祝い膳などのすまし汁やシンプルな湯豆腐の鍋に敷くだし用昆布、あまり色をつけたくない麺類のだしを取る際などに適していると言えるでしょう。高級なとろろ昆布やおぼろ昆布に加工されているものには利尻昆布が多いので、チェックしてみてください。

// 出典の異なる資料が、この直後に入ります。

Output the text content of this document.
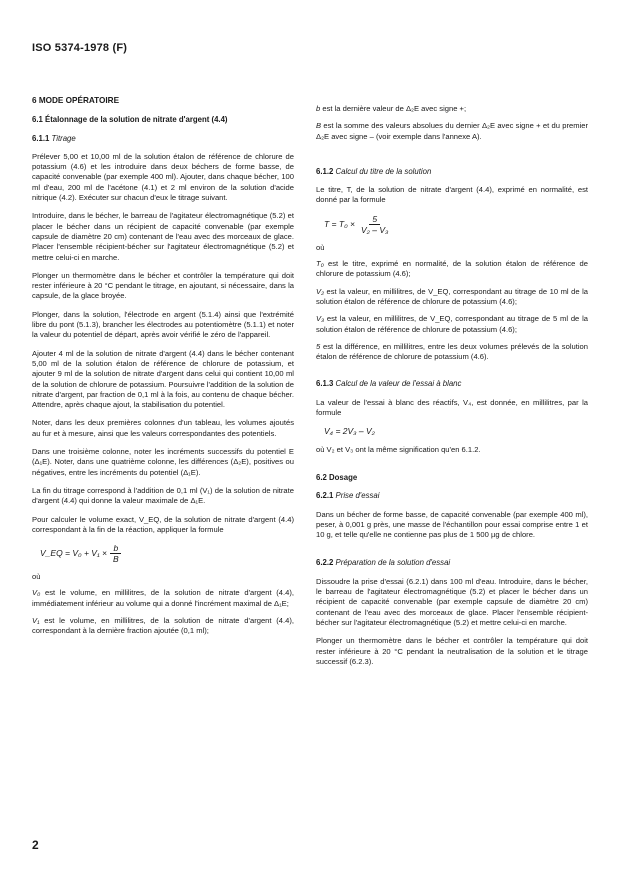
ISO 5374-1978 (F)
6 MODE OPÉRATOIRE
6.1 Étalonnage de la solution de nitrate d'argent (4.4)
6.1.1 Titrage

Prélever 5,00 et 10,00 ml de la solution étalon de référence de chlorure de potassium (4.6) et les introduire dans deux béchers de forme basse, de capacité convenable (par exemple 400 ml). Ajouter, dans chaque bécher, 100 ml d'eau, 200 ml de l'acétone (4.1) et 2 ml environ de la solution d'acide nitrique (4.2). Exécuter sur chacun d'eux le titrage suivant.

Introduire, dans le bécher, le barreau de l'agitateur électromagnétique (5.2) et placer le bécher dans un récipient de capacité convenable (par exemple capsule de diamètre 20 cm) contenant de l'eau avec des morceaux de glace. Placer l'ensemble récipient-bécher sur l'agitateur électromagnétique (5.2) et mettre celui-ci en marche.

Plonger un thermomètre dans le bécher et contrôler la température qui doit rester inférieure à 20 °C pendant le titrage, en ajoutant, si nécessaire, dans la capsule, de la glace broyée.

Plonger, dans la solution, l'électrode en argent (5.1.4) ainsi que l'extrémité libre du pont (5.1.3), brancher les électrodes au potentiomètre (5.1.1) et noter la valeur du potentiel de départ, après avoir vérifié le zéro de l'appareil.

Ajouter 4 ml de la solution de nitrate d'argent (4.4) dans le bécher contenant 5,00 ml de la solution étalon de référence de chlorure de potassium, et ajouter 9 ml de la solution de nitrate d'argent dans celui qui contient 10,00 ml de la solution de chlorure de potassium. Poursuivre l'addition de la solution de nitrate d'argent, par fraction de 0,1 ml à la fois, au contenu de chaque bécher. Attendre, après chaque ajout, la stabilisation du potentiel.

Noter, dans les deux premières colonnes d'un tableau, les volumes ajoutés au fur et à mesure, ainsi que les valeurs correspondantes des potentiels.

Dans une troisième colonne, noter les incréments successifs du potentiel E (Δ₁E). Noter, dans une quatrième colonne, les différences (Δ₂E), positives ou négatives, entre les incréments du potentiel (Δ₁E).

La fin du titrage correspond à l'addition de 0,1 ml (V₁) de la solution de nitrate d'argent (4.4) qui donne la valeur maximale de Δ₁E.

Pour calculer le volume exact, V_EQ, de la solution de nitrate d'argent (4.4) correspondant à la fin de la réaction, appliquer la formule

V_EQ = $V_0 + V_1 \times \frac{b}{B}$
où
V₀ est le volume, en millilitres, de la solution de nitrate d'argent (4.4), immédiatement inférieur au volume qui a donné l'incrément maximal de Δ₁E;
V₁ est le volume, en millilitres, de la solution de nitrate d'argent (4.4), correspondant à la dernière fraction ajoutée (0,1 ml);
b est la dernière valeur de Δ₂E avec signe +;
B est la somme des valeurs absolues du dernier Δ₂E avec signe + et du premier Δ₂E avec signe – (voir exemple dans l'annexe A).
6.1.2 Calcul du titre de la solution

Le titre, T, de la solution de nitrate d'argent (4.4), exprimé en normalité, est donné par la formule

$T = T_0 \times \frac{5}{\text{V₂ – V₃}}$
où
T₀ est le titre, exprimé en normalité, de la solution étalon de référence de chlorure de potassium (4.6);
V₂ est la valeur, en millilitres, de V_EQ, correspondant au titrage de 10 ml de la solution étalon de référence de chlorure de potassium (4.6);
V₃ est la valeur, en millilitres, de V_EQ, correspondant au titrage de 5 ml de la solution étalon de référence de chlorure de potassium (4.6);
5 est la différence, en millilitres, entre les deux volumes prélevés de la solution étalon de référence de chlorure de potassium (4.6).
6.1.3 Calcul de la valeur de l'essai à blanc

La valeur de l'essai à blanc des réactifs, V₄, est donnée, en millilitres, par la formule

V₄ = 2V₃ – V₂

où V₂ et V₃ ont la même signification qu'en 6.1.2.

6.2 Dosage
6.2.1 Prise d'essai

Dans un bécher de forme basse, de capacité convenable (par exemple 400 ml), peser, à 0,001 g près, une masse de l'échantillon pour essai comprise entre 1 et 10 g, et telle qu'elle ne contienne pas plus de 1 500 µg de chlore.

6.2.2 Préparation de la solution d'essai

Dissoudre la prise d'essai (6.2.1) dans 100 ml d'eau. Introduire, dans le bécher, le barreau de l'agitateur électromagnétique (5.2) et placer le bécher dans un récipient de capacité convenable (par exemple capsule de diamètre 20 cm) contenant de l'eau avec des morceaux de glace. Placer l'ensemble récipient-bécher sur l'agitateur électromagnétique (5.2) et mettre celui-ci en marche.

Plonger un thermomètre dans le bécher et contrôler la température qui doit rester inférieure à 20 °C pendant la neutralisation de la solution et le titrage successif (6.2.3).

2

島物利尻昆布 業務用卸売価格 \2,500/250g前後

 

キングオブ昆布!羅臼昆布

羅臼昆布は道東エリアで獲れる昆布ですが、もとを辿れば道北名産の利尻昆布の変種とされています。(えながおにこんぶ)というのが食品分類上の正式な名前。長さは1.5m~3mで、幅は20~30cmと、サイズとしては中間的です。

 

羅臼昆布の特徴は、非常に濃いだしがとれる点。だしを利かせたい鍋料理や汁もの、麺つゆ、昆布茶などに最適です。また、そのものの味が濃厚で美味しいことから、煮物・佃煮・おやつ昆布などの材料にも多用されます。

 

ただし、利尻昆布と異なり、済んだだしを取ることには向いていません。旨味は凄いものの、だしへの色づきが避けられないので、すまし汁等の『澄み系』にはあまり向かないと言えるでしょう。コストはかかります!

業務用卸売価格 \13,000/3kg前後

 

昆布のまとめ

昆布特集はいかがでしたか?鍋物を提供する季節などには、昆布は特に仕入れの量が増えるのではないでしょうか。憧れのブランド昆布も仕入れつつ、ふだん使いにはコスパも気になりますよね。食らぶ君、お得な業務用昆布だと価格はどのくらい?

 

はいはい!最近増えている韓国産の昆布はどうかな?北海道産昆布の種を韓国で育てている高品質な昆布もあるんだよ。ちなみに韓国産の真昆布は、業務用卸売価格\10,000/5kg前後で市場に出ているんだ。これはとってもお得だよね。

毎日使うものだから、昆布はコストにも品質にも妥協したくないですよね。だしの仕入れにもこだわり、お客様を喜ばせようとする飲食店運営者の方々を、これからも心から応援したいワタベンでした!